Inelastic Collision of a football tackle

[llauren84]

Homework Statement

In an American football game, a 90.0-kg fullback running east with a speed of 5.00 m/s is tackled by a 95.0-kg opponent running north with a speed of 3.00 m/s. (a) Explain why the successful tackle constitutes a perfectly inelastic collision. (b) Calculate the velocity of the players immediately after the tackle. (c) Determine the mechanical energy that disappears as a result of the collision. Account for the missing energy.

Homework Equations

m₁v₁=m₁+m₂*v₂
v₂= m₁/(m₁+m₂)*v₁

The Attempt at a Solution

(a) Because they are stuck together, it is a perfectly inelastic collision.

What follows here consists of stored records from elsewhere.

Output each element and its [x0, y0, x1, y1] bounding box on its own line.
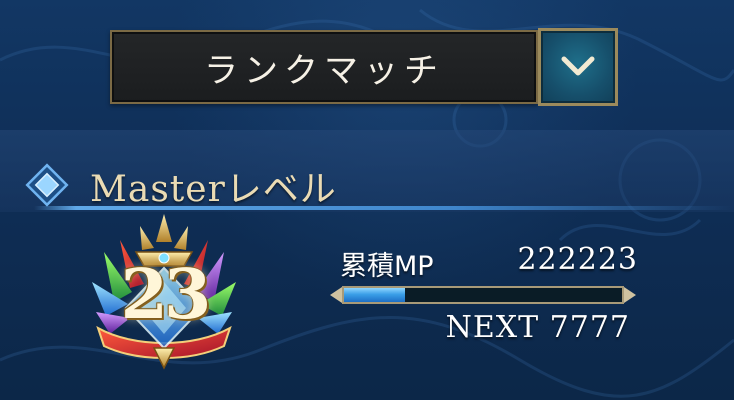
mp-value: 222223 — [517, 242, 638, 277]
section-title: Masterレベル — [90, 169, 337, 210]
mode-dropdown-button[interactable] — [538, 28, 618, 106]
mp-progress-bar — [330, 284, 636, 306]
chevron-down-icon — [561, 56, 595, 76]
mode-select-label: ランクマッチ — [204, 50, 444, 91]
next-level-requirement: NEXT 7777 — [445, 310, 630, 345]
mode-select[interactable]: ランクマッチ — [110, 30, 538, 104]
mp-progress-fill — [344, 288, 406, 302]
master-level-screen: ランクマッチ Masterレベル 23 累積MP 222223 NEXT 777… — [0, 0, 734, 400]
mp-progress-track — [342, 286, 624, 304]
master-level-number: 23 — [120, 255, 212, 335]
diamond-icon — [25, 163, 69, 207]
bar-cap-right — [624, 287, 636, 303]
mp-label: 累積MP — [340, 251, 434, 282]
bar-cap-left — [330, 287, 342, 303]
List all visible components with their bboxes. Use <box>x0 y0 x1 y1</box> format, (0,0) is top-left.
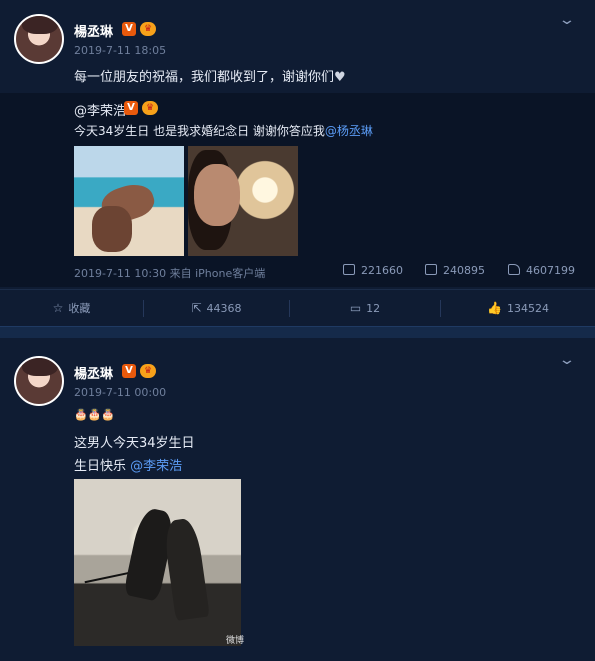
post-text-content: 生日快乐 <box>74 459 131 474</box>
comment-button[interactable]: ▭ 12 <box>290 290 440 327</box>
mention-link[interactable]: @李荣浩 <box>130 459 182 474</box>
vip-crown-icon: ♛ <box>140 364 156 378</box>
favorite-button[interactable]: ☆ 收藏 <box>0 290 143 327</box>
sunset-couple-image[interactable] <box>74 479 241 646</box>
like-button[interactable]: 👍 134524 <box>441 290 595 327</box>
quoted-author: @李荣浩 <box>74 100 126 119</box>
like-icon: 👍 <box>487 301 502 315</box>
post-text: 每一位朋友的祝福，我们都收到了，谢谢你们♥ <box>74 66 346 85</box>
post-actions-bar: ☆ 收藏 ⇱ 44368 ▭ 12 👍 134524 <box>0 289 595 326</box>
beach-hands-image[interactable] <box>74 146 184 256</box>
quoted-text-content: 今天34岁生日 也是我求婚纪念日 谢谢你答应我 <box>74 124 325 138</box>
post-time[interactable]: 2019-7-11 18:05 <box>74 44 166 57</box>
vip-crown-icon: ♛ <box>140 22 156 36</box>
quoted-text: 今天34岁生日 也是我求婚纪念日 谢谢你答应我@杨丞琳 <box>74 122 373 139</box>
post-time[interactable]: 2019-7-11 00:00 <box>74 386 166 399</box>
post-text-content: 每一位朋友的祝福，我们都收到了，谢谢你们 <box>74 70 335 85</box>
repost-icon: ⇱ <box>191 301 202 315</box>
weibo-post-1: 楊丞琳 V ♛ 2019-7-11 18:05 ⌄ 每一位朋友的祝福，我们都收到… <box>0 0 595 326</box>
quoted-meta: 2019-7-11 10:30 来自 iPhone客户端 <box>74 267 266 280</box>
avatar[interactable] <box>14 356 64 406</box>
quoted-author-link[interactable]: @李荣浩 <box>74 104 126 119</box>
comment-icon: ▭ <box>349 301 362 315</box>
repost-count: 44368 <box>206 302 242 315</box>
favorite-label: 收藏 <box>68 302 91 315</box>
quoted-reposts: 221660 <box>361 264 403 277</box>
verified-v-icon: V <box>122 364 136 378</box>
chevron-down-icon[interactable]: ⌄ <box>558 352 576 368</box>
couple-selfie-image[interactable] <box>188 146 298 256</box>
quoted-repost-count[interactable]: 221660 <box>343 264 403 277</box>
weibo-watermark: 微博 <box>226 636 245 646</box>
quoted-like-count[interactable]: 4607199 <box>508 264 575 277</box>
repost-icon <box>343 264 355 275</box>
comment-icon <box>425 264 437 275</box>
star-icon: ☆ <box>52 301 64 315</box>
repost-button[interactable]: ⇱ 44368 <box>144 290 289 327</box>
comment-count: 12 <box>366 302 381 315</box>
post-divider <box>0 326 595 338</box>
post-text-line: 这男人今天34岁生日 <box>74 436 195 451</box>
cake-emojis: 🎂🎂🎂 <box>74 408 116 421</box>
mention-link[interactable]: @杨丞琳 <box>325 124 373 138</box>
verified-v-icon: V <box>122 22 136 36</box>
like-icon <box>508 264 520 275</box>
quoted-likes: 4607199 <box>526 264 575 277</box>
quoted-comments: 240895 <box>443 264 485 277</box>
like-count: 134524 <box>506 302 549 315</box>
vip-crown-icon: ♛ <box>142 101 158 115</box>
username[interactable]: 楊丞琳 <box>74 363 113 382</box>
post-text-line: 生日快乐 @李荣浩 <box>74 455 182 474</box>
avatar[interactable] <box>14 14 64 64</box>
heart-icon: ♥ <box>334 70 346 85</box>
quoted-comment-count[interactable]: 240895 <box>425 264 485 277</box>
chevron-down-icon[interactable]: ⌄ <box>558 12 576 28</box>
username[interactable]: 楊丞琳 <box>74 21 113 40</box>
verified-v-icon: V <box>124 101 138 115</box>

(b)Theta= 40degrees = tan^-1(3/5)
m₁=90.0kg
m₂=95.0kg
v₁=(5.00i+3.00j)m/s= $$\sqrt{5.00^2+3.00^2}$$m/s= 5.83m/s

v₂= m₁/(m₁+m₂)*v₁
=(90kg/185kg)*5.83 m/s =2.84 m/s
v_2x= 2.84*sin40degrees=1.82i
v_2y= 2.84*cos40degrees=2.16j
So, the vector for the velocity after impact is (1.82i+2.16j)m/s

(c)w=$$\Delta$$K=(1/2)m*$$\Delta$$v²
w=(1/2)(m₁+m₂)(v₂²-v₁²)
w=-2.405kJ
This is the heat generated from the collision.

I really worked out the problem, but I don't know if it's correct. Please check it for me. Thanks.

 

[rl.bhat]

(b)Theta= 40degrees = tan-1(3/5)
m1=90.0kg
m2=95.0kg
v1=(5.00i+3.00j)m/s= LaTeX Code: \\sqrt{5.00^2+3.00^2} m/s= 5.83m/s
This is not correct.
Find the initial momentum of each player and find the resultant momentum of the tackled players.

 

[LowlyPion]

In an American football game, a 90.0-kg fullback running east with a speed of 5.00 m/s is tackled by a 95.0-kg opponent running north with a speed of 3.00 m/s. (a) Explain why the successful tackle constitutes a perfectly inelastic collision. (b) Calculate the velocity of the players immediately after the tackle. (c) Determine the mechanical energy that disappears as a result of the collision. Account for the missing energy.

Homework Equations

m₁v₁=m₁+m₂*v₂
v₂= m₁/(m₁+m₂)*v₁

Your equations don't accurately reflect the collision. You are dealing with 2 dimensions here. Perhaps if you separate out the components and deal with them independently it will become clearer?

For instance can treat them in x as though one was stationary. And again in y as though the other is stationary, yielding your 2 velocities, and then you can use Pythagoras to determine the resultant from the x,y as you were attempting.

 

[llauren84]

So part a and c are correct?

 

[LowlyPion]

So part a and c are correct?

A is ok. Perhaps you should correct b to determine whether c is?

 

[llauren84]

Right.

So, I googled the Inelastic Collision to get the formulas.

 

[llauren84]

Part B:

m₁v_1i+m₂v_2i=(m₁+m₂)v_f
vf=[m₁v_1i+m₂v_2i/(m₁+m₂)
I did the x direction and then the y direction:
v_fx=1.56m/s
v_fy=1.86m/s
Used pythagorean theroum.
v_f=2.43m/s
tan^-1(v_fy/v_fx)=50.0degrees
So, it is 50 degrees from east.

For part C:

w=1/2 m₁+m₂ (v_f²-v_i²)
w=(1/2)(185kg)(2.43²-5.83²)m²/s²
w=-2.60kJ

Is this correct? Do I need to break the work into components too? I am so confused.

 

[LowlyPion]

Part B:

m₁v_1i+m₂v_2i=(m₁+m₂)v_f
vf=[m₁v_1i+m₂v_2i/(m₁+m₂)
I did the x direction and then the y direction:
v_fx=1.56m/s
v_fy=1.86m/s
Used pythagorean theroum.
v_f=2.43m/s
tan^-1(v_fy/v_fx)=50.0degrees
So, it is 50 degrees from east.

For part C:

w=1/2 m₁+m₂ (v_f²-v_i²)
w=(1/2)(185kg)(2.43²-5.83²)m²/s²
w=-2.60kJ

Is this correct? Do I need to break the work into components too? I am so confused.

You may be confused, but it looks OK.

 

[llauren84]

Thanks so much.